This section of my website used to be dedicated to triathlon training, personal race results and certification reviews, like Turbo Kick. I am expanding it to include more generic health & fitness topics. Also, I talk a lot about "D" -- he's my husband (Dave Liu)!

Tuesday, April 29, 2003

Memory Aerobics

I'm a great believer in overall, wholistic health and fitness, so I think mental well-being is as important as physical health. Imagine my surprise and delight to find a WSJ article that discusses memory training. "Prevention is better than cure" goes the old adage, and current research suggests that people's minds don't necessarily have to decline as they get older. Engaging in a combination of certain activites can "...prevent, or at least stave off, age-related memory erosion". In fact,

Scientists have already found that getting enough sleep, exercising regularly and reducing stress can all help to improve memory. What you eat, too, can make a big difference. Several clinical studies have demonstrated that a diet rich in antioxidants such as berries, or vitamins A and E, can stave off memory decline.

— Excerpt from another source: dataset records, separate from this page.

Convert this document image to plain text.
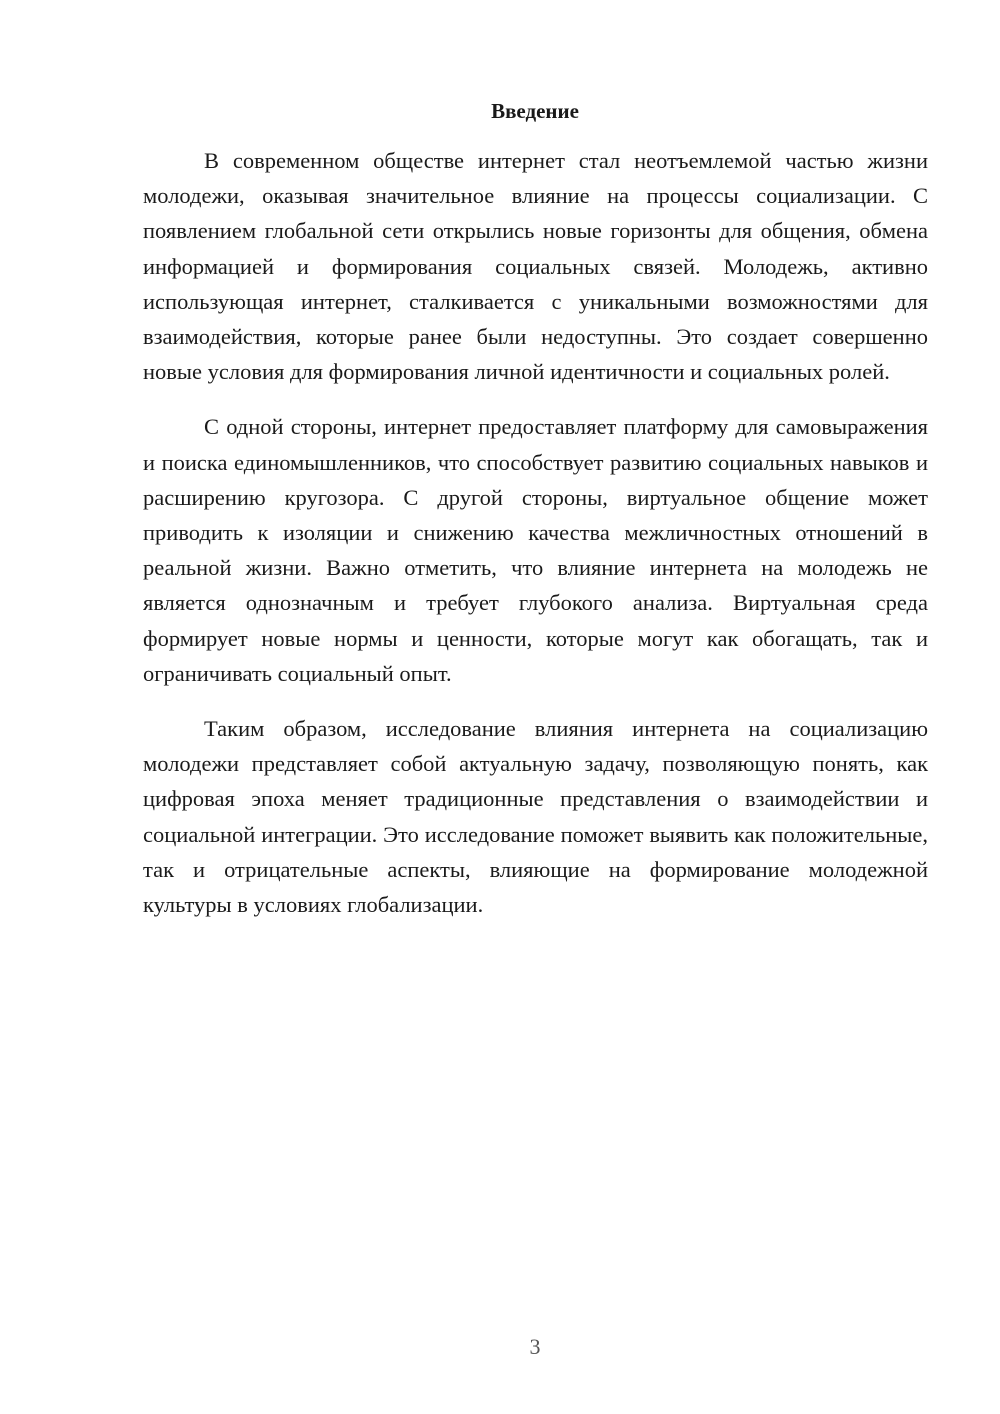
Введение

В современном обществе интернет стал неотъемлемой частью жизни молодежи, оказывая значительное влияние на процессы социализации. С появлением глобальной сети открылись новые горизонты для общения, обмена информацией и формирования социальных связей. Молодежь, активно использующая интернет, сталкивается с уникальными возможностями для взаимодействия, которые ранее были недоступны. Это создает совершенно новые условия для формирования личной идентичности и социальных ролей.

С одной стороны, интернет предоставляет платформу для самовыражения и поиска единомышленников, что способствует развитию социальных навыков и расширению кругозора. С другой стороны, виртуальное общение может приводить к изоляции и снижению качества межличностных отношений в реальной жизни. Важно отметить, что влияние интернета на молодежь не является однозначным и требует глубокого анализа. Виртуальная среда формирует новые нормы и ценности, которые могут как обогащать, так и ограничивать социальный опыт.

Таким образом, исследование влияния интернета на социализацию молодежи представляет собой актуальную задачу, позволяющую понять, как цифровая эпоха меняет традиционные представления о взаимодействии и социальной интеграции. Это исследование поможет выявить как положительные, так и отрицательные аспекты, влияющие на формирование молодежной культуры в условиях глобализации.

3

In addition, active memory training, a.ka. "mental-aerobics" (e.g., playing bridge, doing crossword puzzles, or learning a foreign language) can "exercise" your brain and "tone" it even late in life.

In case you require a subscription for access to the full text of the article (it's a great read), I'm including their chart which shows descriptions of various memory-boosting techniques and what the research says about them:

Beating Brain Drain
What to Do Research Comment
Eat Berries A Tufts University study showed that aging rats fed blueberries behaved more like young rats. Blueberries, followed by cranberries and strawberries, had the strongest impact.
Eat foods rich in Vitamin E Vitamin E, found in olive oil, spinach and whole grains, can reduce age-related inflammation of the brain. Drugs like Motrin have the same impact, but may have other side effects.
De-stress Cortisol, a hormone released during stress, can damage the hippocampus, the brain's memory center. The worst thing you can do for your memory is worry about losing it.
Exercise Heart hazards, like high cholesterol, may interfere with memory by restricting blood flow. Endorphins released during exercise can also fend off depression, a major factor in memory loss.
Get Enough Sleep Studies of college students show that lack of sleep impacts short-term memory. Sleep-deprived students scored 30% lower, on average, on recall tests.
Ditch your calculator Engaging the mind -- by doing math in your head, for example -- can fend off memory decline. Another trick: Try guessing what your grocery bill will come to before you get to the register.
Take on random mental puzzles Mice in cages packed with stimulating toys demonstrated better memories than those in barren cages. When the microwave clock shows the wrong time, try to reset it yourself.
Use your opposite hand Writing, eating or using a computer mouse with the opposite hand engages both lobes of the brain. This can also stimulate hand-brain coordination.